HCT::Lang::LexerDriver.3pm

Langue: en

Version: 2009-08-08 (fedora - 01/12/10)

Section: 3 (Bibliothèques de fonctions)

NAME

HCT::Language::LexerDriver - Lexer driver for languages under HCT system.

DESCRIPTION

Lexical analysis or scanning is the process where the stream of characters making up the source program is read from left-to-right and grouped into tokens. Tokens are sequences of characters with a collective meaning. There are usually only a small number of tokens for a programming language: constants (integer, double, char, string, etc.), operators (arithmetic, relational, logical), punctuation, and reserved words.
                        error messages 
                              |              
 source language -> [ LEXICAL ANALYZER ] -> token stream
 
 

The lexical analyzer takes a source program as input, and produces a stream of tokens as output. The lexical analyzer might recognize particular instances of tokens --- lexemes. A lexeme is the actual character sequence forming a token, the token is the general class that a lexeme belongs to. Some tokens have exactly one lexeme (e.g., the > character); for others, there are many lexemes (e.g., integer constants).

CONSTRUCTOR

new ()
Creates a new "HCT::Lang::LexerDriver" object.

DESTRUCTOR

DESTROY ()
Destroy "HCT::Lang::LexerDriver" object.

METHODS

input ([FH])
Returns input object created by "HCT::Std::IO". If FH set, creates a new input object.
skip_whitespace ()
Skips whitespaces. Just removes leading white spaces.
match (EXPR)
If EXPR passed successfully, returns matched value and sets new line position. Else, goes back to the previous position and returns "undef".
linepos ([POS])
If POS set, changes current line position. Returns current line position.

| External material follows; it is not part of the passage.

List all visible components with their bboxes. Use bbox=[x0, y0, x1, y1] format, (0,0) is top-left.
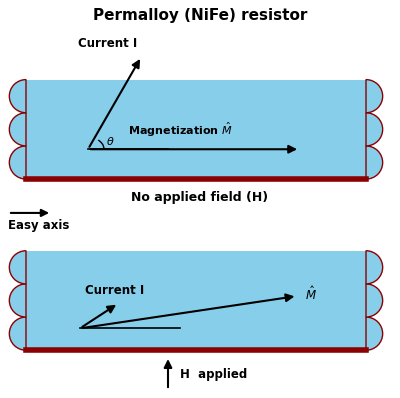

Important: works not directly with current line position ("pos"), but with variable that store previous position value.

linelen ()
Returns current line length.
linenum ()
Returns current line number.
is_eof ()
Returns true if end of file (input), or false.
is_eol ()
Returns true if end of line, or false.
move ()
Returns can we moved forward or no. If line is not ended ("pos" equal to "len"), returns "TRUE", else gets a new line while line is empty. If file is finished returns "FALSE".
is_emptyline ()
Returns "TRUE" if current line is empty.
get_next_line ()
Gets a new line and returns "TRUE" if the new line has been received. Or "FALSE" if "EOF".
scan (PARSER)
The scanner has encoded within it information on the possible sequences of characters that can be contained within any of the tokens it handles. Returns token.
stop ()
Returns "EMPTY_TOKEN" to stop the parser. Could be rewritten if needed, see CDL lexer.
callback ()
Returns parser handler. Will be updated as soon, as "scan" called.
tracer ()
Returns object of tracing created by "HCT::Lang::LexerTracer".
next_token ()
Tries to find corresponding token. Return true if token was found, or false as finish.
match_pattern ()
checkup_available_tokens ()
do_reserve ()
Makes reservation of tokens by calling "reserve_tokens".
reserve_patterns ()
Creates a list of patterns in "patterns". Each element has such fields: tokens name, type and one pattern. That means, we create a sigle element for each new pattern. After creating this list will be sorted by types and patterns.
reserve (TYPE, TOKENS)
Creates an objects of new tokens by using "HCT::Lang::Token" and stores them into the "tokens".
get_token (NAME)
Gets token name and returns token object from "tokens".
shift_token ()
Shifts and returns token from token stack.
push_token ()
Psuh new token to the stack and returns true.

VIRTUAL METHODS

skip_comment ()
Virtual method that provides skip from the comments. Returns true if current position should be skipped.
skip_this ()
Virtual method that provides skip some stuff from the current positions. Returns true or false.
reserve_tokens ()
Virtual method to provide reserve of tokens.

PROBLEMS

Identifiers and keywords

The lexer state solution involves coordination between the lexer and the parser. In particular, the parser must tell the lexer whether in ``this context'' a keyword is expected or an identifier is expected. There are several problems with coordinating the lexer's state with the parser's context. One of the most frequently noted ones is that it makes (multiple token) lookahead more difficult. A related problem occurs if the context is miscommunicated between the parser and the lexer, the lexer may return a keyword when only identifers are expected or return the keyword as an identifier when the keyword was supposed to be treated as a keyword.